The FT also claimed that CLS and SPG paid Halabi £12m in an out-of-court settlement after the three partners narrowly avoided a legal battle a year ago over allegations from Halabi that the other two had watered down his stake. ‘That is not the case,’ said CLS. ‘In fact Halabi's Family Trust paid £3.2m to CLS and SPG to purchase a one-third interest in New London Bridge House.

‘It is believed that Halabi's trust may have been paid a substantial sum by his trustees' insurers. However, neither CLS nor SPG had any involvement in that arrangement and can therefore not confirm that this substantial payment has been made.’

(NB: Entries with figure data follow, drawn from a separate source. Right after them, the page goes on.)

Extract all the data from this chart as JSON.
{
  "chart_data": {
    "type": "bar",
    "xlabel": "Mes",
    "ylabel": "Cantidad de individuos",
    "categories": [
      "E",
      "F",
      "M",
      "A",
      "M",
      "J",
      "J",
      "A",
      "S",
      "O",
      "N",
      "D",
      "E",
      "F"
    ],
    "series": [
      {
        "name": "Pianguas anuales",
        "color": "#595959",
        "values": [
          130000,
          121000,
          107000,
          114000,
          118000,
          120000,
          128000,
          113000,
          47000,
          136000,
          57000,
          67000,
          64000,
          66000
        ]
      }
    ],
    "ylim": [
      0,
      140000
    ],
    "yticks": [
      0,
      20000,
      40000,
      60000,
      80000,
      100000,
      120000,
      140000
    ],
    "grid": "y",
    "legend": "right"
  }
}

The FT further claimed that Land Securities’ London head Mike Hussey had acted as an independent expert for Halabi and argued that the fees on the two projects - £20m for the Shard and £8m for New London Bridge House – were ‘excessive compared with market rates’.

But CLS said ‘the evidence of Mr Hussey on behalf of the Halabi Family Trust has been rejected by the London-based expert. Independent experts whose evidence has been submitted have fully substantiated the proposed development fees.’